Signed-off-by: Cedric Xing <cedric.xing@intel.com>
---
 arch/x86/coco/tdx/tdx.c | 6 ++++--
 1 file changed, 4 insertions(+), 2 deletions(-)

diff --git a/arch/x86/coco/tdx/tdx.c b/arch/x86/coco/tdx/tdx.c
index b042ca74bcd3..c94e0061fe53 100644
--- a/arch/x86/coco/tdx/tdx.c
+++ b/arch/x86/coco/tdx/tdx.c
@@ -114,8 +114,8 @@ static inline u64 tdg_vm_wr(u64 field, u64 value, u64 mask)
  * v1.0 specification for more information on TDG.MR.REPORT TDCALL.
  * It is used in the TDX guest driver module to get the TDREPORT0.
  *
- * Return 0 on success, -EINVAL for invalid operands, or -EIO on
- * other TDCALL failures.
+ * Return 0 on success, -EINVAL for invalid operands, -EBUSY for busy
+ * operation or -EIO on other TDCALL failures.
  */
 int tdx_mcall_get_report0(u8 *reportdata, u8 *tdreport)
 {
@@ -130,6 +130,8 @@ int tdx_mcall_get_report0(u8 *reportdata, u8 *tdreport)
 	if (ret) {
 		if (TDCALL_RETURN_CODE(ret) == TDCALL_INVALID_OPERAND)
 			return -EINVAL;
+		else if (TDCALL_RETURN_CODE(ret) == TDCALL_OPERAND_BUSY)
+			return -EBUSY;
 		return -EIO;
 	}
 

-- 
2.43.0

Cedric Xing wrote:
> Return `-EBUSY` from tdx_mcall_get_report0() when `TDG.MR.REPORT` returns
> `TDCALL_OPERAND_BUSY`. This enables the caller to retry obtaining a
> TDREPORT later if another VCPU is extending an RTMR concurrently.

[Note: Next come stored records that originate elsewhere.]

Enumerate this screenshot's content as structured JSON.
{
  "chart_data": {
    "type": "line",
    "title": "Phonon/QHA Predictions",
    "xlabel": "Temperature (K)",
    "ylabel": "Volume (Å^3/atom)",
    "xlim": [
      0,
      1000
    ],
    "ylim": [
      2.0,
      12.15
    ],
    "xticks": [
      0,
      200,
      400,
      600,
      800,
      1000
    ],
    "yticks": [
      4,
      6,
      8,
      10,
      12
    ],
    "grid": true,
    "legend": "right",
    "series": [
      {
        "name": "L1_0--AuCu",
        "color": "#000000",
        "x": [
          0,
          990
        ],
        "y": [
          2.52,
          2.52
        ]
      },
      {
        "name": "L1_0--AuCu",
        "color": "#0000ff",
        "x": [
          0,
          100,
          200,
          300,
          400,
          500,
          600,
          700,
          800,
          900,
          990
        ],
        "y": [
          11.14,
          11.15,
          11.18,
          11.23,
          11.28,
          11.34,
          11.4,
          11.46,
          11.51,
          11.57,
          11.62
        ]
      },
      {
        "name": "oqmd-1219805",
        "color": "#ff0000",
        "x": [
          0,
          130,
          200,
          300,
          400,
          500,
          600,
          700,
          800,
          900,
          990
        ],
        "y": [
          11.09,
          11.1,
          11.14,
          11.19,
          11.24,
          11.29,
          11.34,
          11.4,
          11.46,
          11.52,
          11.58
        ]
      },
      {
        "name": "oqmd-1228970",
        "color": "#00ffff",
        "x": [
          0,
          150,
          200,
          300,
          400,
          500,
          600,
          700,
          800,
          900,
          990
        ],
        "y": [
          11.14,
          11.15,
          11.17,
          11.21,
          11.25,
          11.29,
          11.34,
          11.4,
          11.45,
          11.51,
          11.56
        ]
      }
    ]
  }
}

Can this not be prevented by proper locking? Otherwise this type of
collision sounds like a kernel bug, not something that should escape to
userspace.

I.e. userspace can not reasonably know when it is safe to retry, so take
locks to ensure forward progress.

On 4/9/2025 12:13 AM, Dan Williams wrote:
> Cedric Xing wrote:
>> Return `-EBUSY` from tdx_mcall_get_report0() when `TDG.MR.REPORT` returns
>> `TDCALL_OPERAND_BUSY`. This enables the caller to retry obtaining a
>> TDREPORT later if another VCPU is extending an RTMR concurrently.
> 
> Can this not be prevented by proper locking? Otherwise this type of
> collision sounds like a kernel bug, not something that should escape to
> userspace.
> 
Yes, -EBUSY should never happen with proper locking, which however is 
implemented in the upper layer.

Similarly, -EINVAL will also indicate a kernel bug but is left for the 
upper layer to handle.

> I.e. userspace can not reasonably know when it is safe to retry, so take
> locks to ensure forward progress.
tdx-guest does WARN() on errors. There are no other users of this 
function currently. Returning an error, however, will allow different 
error handling in the future (e.g., retry instead of WARN on -EBUSY).